Très simplement, il n'est pas question là de se dire on augmente effectivement comme vous avez dit, d'un façon simpliste les prélèvements pour régler le déficit, si
C'est-à-dire que là vous ne dites pas ce matin il faut une plus grande CSG, la toute petite pour les retraites et la plus grande pour l'Assurance Maladie.

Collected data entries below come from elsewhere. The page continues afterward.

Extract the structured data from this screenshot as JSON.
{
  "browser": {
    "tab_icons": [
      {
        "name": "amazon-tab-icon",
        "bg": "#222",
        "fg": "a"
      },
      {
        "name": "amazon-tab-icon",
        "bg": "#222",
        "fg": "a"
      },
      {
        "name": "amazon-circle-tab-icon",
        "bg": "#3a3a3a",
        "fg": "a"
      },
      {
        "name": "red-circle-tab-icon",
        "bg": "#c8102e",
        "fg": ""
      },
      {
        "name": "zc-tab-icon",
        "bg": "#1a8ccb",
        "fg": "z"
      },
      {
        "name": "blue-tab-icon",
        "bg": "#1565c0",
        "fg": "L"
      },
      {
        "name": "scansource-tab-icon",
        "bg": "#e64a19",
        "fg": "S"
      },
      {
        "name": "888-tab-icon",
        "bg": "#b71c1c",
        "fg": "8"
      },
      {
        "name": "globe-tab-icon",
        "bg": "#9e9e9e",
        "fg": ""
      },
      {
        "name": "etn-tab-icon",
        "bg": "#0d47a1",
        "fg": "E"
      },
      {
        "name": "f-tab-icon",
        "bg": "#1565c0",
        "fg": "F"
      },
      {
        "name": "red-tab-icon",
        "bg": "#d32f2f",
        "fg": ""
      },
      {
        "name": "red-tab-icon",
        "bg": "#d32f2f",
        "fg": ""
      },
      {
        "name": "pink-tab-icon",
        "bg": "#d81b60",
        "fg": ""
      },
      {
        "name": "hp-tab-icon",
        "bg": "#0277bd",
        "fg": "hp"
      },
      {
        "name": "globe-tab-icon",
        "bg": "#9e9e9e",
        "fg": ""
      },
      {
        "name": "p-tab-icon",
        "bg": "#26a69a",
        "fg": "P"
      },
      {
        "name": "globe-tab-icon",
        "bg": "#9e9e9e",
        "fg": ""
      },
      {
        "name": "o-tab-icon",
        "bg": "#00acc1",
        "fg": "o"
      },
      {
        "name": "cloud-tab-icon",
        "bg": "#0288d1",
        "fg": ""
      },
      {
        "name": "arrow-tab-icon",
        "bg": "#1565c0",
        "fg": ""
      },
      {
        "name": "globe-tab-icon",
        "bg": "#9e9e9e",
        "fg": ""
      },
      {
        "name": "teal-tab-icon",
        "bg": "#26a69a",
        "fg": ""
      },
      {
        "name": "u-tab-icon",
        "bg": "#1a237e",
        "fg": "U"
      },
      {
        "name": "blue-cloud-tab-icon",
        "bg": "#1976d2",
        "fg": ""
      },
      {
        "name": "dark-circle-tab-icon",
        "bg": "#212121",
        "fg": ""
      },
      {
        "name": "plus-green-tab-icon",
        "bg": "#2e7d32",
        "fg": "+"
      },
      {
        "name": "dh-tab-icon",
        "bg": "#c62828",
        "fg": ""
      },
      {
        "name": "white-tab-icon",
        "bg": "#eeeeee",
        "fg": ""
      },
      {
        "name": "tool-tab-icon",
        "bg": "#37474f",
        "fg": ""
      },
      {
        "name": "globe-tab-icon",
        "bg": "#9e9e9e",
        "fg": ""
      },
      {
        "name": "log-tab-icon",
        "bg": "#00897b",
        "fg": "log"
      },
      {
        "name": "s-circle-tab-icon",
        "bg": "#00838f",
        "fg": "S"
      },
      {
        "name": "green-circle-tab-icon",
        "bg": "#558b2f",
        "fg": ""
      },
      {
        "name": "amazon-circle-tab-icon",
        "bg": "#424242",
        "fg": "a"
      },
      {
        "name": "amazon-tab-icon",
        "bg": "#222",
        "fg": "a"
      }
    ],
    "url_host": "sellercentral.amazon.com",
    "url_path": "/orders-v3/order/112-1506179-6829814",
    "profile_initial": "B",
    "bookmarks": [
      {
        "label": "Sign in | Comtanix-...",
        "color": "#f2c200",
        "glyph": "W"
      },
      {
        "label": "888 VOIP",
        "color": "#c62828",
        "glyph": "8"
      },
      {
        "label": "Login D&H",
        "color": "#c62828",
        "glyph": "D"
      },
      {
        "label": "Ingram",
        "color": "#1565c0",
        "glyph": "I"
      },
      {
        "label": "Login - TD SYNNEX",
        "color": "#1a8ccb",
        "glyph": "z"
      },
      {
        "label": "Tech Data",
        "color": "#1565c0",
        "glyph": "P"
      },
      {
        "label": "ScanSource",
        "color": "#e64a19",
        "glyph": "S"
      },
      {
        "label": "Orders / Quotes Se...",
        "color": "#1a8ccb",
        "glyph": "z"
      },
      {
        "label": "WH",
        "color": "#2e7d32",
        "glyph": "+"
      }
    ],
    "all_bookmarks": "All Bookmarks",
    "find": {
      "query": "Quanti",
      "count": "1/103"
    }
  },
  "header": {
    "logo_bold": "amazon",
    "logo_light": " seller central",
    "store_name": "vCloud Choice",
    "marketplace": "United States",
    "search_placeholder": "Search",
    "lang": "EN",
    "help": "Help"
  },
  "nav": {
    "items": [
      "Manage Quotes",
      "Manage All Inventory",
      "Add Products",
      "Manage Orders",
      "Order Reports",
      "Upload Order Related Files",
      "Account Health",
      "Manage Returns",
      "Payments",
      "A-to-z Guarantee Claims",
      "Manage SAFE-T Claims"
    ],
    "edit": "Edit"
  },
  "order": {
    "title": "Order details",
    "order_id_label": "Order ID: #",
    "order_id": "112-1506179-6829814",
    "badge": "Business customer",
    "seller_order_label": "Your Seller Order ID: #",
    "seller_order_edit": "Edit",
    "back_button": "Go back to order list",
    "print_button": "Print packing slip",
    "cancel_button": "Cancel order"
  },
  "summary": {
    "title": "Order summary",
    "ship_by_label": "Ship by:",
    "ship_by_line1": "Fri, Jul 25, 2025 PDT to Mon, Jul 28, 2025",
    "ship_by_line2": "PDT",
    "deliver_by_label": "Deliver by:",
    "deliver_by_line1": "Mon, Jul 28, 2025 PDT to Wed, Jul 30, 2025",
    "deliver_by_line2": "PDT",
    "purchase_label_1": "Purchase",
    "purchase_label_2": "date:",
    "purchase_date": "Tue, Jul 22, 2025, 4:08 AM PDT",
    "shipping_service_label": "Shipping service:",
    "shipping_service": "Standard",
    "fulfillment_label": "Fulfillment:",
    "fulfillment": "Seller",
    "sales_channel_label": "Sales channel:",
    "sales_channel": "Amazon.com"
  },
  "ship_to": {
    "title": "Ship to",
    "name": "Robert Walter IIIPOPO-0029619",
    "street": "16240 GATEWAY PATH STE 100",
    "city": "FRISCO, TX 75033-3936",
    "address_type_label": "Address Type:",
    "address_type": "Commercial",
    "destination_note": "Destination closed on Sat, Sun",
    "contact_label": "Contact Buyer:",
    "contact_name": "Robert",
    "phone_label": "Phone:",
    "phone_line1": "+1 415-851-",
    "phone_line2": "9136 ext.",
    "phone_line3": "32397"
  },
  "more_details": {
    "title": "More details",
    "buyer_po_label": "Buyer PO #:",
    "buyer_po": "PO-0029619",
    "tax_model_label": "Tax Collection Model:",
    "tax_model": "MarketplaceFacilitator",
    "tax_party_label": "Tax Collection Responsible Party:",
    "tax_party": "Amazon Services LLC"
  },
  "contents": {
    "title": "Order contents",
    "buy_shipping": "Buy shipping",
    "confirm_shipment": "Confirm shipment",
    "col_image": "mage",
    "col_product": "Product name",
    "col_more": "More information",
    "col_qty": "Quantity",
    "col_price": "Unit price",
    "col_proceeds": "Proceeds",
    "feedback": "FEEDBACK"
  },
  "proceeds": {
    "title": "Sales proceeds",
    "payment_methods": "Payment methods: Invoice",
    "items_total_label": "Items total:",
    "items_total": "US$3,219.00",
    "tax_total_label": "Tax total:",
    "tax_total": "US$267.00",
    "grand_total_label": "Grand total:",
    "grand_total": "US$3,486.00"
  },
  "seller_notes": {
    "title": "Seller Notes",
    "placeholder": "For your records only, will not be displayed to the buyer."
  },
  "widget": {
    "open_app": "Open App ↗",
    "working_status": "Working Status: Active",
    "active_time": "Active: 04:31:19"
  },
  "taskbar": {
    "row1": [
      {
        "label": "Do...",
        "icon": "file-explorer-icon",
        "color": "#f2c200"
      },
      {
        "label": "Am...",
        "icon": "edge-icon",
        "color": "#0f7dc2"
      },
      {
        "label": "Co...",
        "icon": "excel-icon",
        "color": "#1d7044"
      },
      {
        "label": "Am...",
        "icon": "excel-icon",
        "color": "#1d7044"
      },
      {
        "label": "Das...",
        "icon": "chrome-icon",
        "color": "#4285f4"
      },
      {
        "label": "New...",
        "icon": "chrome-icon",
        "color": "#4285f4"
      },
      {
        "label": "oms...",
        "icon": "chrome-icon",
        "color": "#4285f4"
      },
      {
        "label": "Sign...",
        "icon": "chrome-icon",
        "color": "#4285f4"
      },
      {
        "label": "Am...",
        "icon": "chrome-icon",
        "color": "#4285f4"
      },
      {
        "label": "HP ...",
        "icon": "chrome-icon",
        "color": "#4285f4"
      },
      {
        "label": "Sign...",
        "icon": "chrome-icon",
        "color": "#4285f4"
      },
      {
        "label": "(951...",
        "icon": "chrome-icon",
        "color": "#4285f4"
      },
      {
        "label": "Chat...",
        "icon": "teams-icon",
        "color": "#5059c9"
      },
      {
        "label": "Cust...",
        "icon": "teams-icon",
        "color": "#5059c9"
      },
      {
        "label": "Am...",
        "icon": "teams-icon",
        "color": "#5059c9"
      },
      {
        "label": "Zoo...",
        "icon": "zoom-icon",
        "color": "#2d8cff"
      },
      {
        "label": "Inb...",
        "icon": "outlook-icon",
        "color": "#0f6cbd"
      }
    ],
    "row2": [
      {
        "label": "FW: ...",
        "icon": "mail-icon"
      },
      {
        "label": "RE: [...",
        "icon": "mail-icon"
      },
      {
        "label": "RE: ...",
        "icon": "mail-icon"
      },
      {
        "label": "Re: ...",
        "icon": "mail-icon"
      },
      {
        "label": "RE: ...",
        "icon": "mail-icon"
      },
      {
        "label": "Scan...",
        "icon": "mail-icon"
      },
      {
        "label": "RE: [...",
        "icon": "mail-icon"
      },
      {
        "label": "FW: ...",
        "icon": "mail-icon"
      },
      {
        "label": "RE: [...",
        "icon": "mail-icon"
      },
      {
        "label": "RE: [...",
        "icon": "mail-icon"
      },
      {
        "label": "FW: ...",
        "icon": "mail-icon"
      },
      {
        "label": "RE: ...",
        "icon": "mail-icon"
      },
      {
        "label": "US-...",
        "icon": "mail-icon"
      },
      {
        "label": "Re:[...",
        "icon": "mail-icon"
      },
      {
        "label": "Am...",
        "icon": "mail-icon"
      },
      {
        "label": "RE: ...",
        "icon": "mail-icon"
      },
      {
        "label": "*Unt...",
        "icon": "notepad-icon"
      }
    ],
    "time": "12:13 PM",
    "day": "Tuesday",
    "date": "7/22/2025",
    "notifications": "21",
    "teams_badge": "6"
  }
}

Si on ne règle pas la façon dont on maîtrise les dépenses demain, c'est-à-dire qu'on décide pas qu'est-ce qu'on finance dans la Sécurité Sociale et qui c'est qui a la maîtrise du système, inévitablement on va faire une augmentation de CSG tous les deux ans. Donc là le gouvernement doit faire cette réforme de fond, qui donne la possibilité à la Sécurité sociale, avec les mutuelles, de pouvoir gérer financièrement les dépenses, qu'il le fasse, fasse cette réforme, après on discutera du financement.
C'est-à-dire pas se contenter de réduire le remboursement des médicaments, d'inciter les médecins à respecter les honoraires et les tarifs, pas de bricolage. La vraie médecine
Non, parce que ça c'est une fuite en avant qui pèse uniquement sur les ménages, donc là on a besoin d'une réforme de fond, on l'a dit c'est la deuxième, elle est socialement plus dangereuse et plus importante que la première, donc ne nous loupons pas à la première, si le gouvernement veut aussi avec la CFDT pouvoir faire la deuxième.
Vous allez dormir là ou vous allez ouvrir tout de suite votre portable pour savoir si François Fillon vous appelle ?
Moi je suis disponible, nous sommes disponibles de rouvrir la discussion dès qu'il le souhaite.
Au passage, je dis François Fillon, mais vous préférerez Fillon ou le Premier ministre ?
A partir du moment que les propositions sont bonnes, peu importe, celui qui les propose, nous c'est sur le texte et le contenu qu'on se décidera.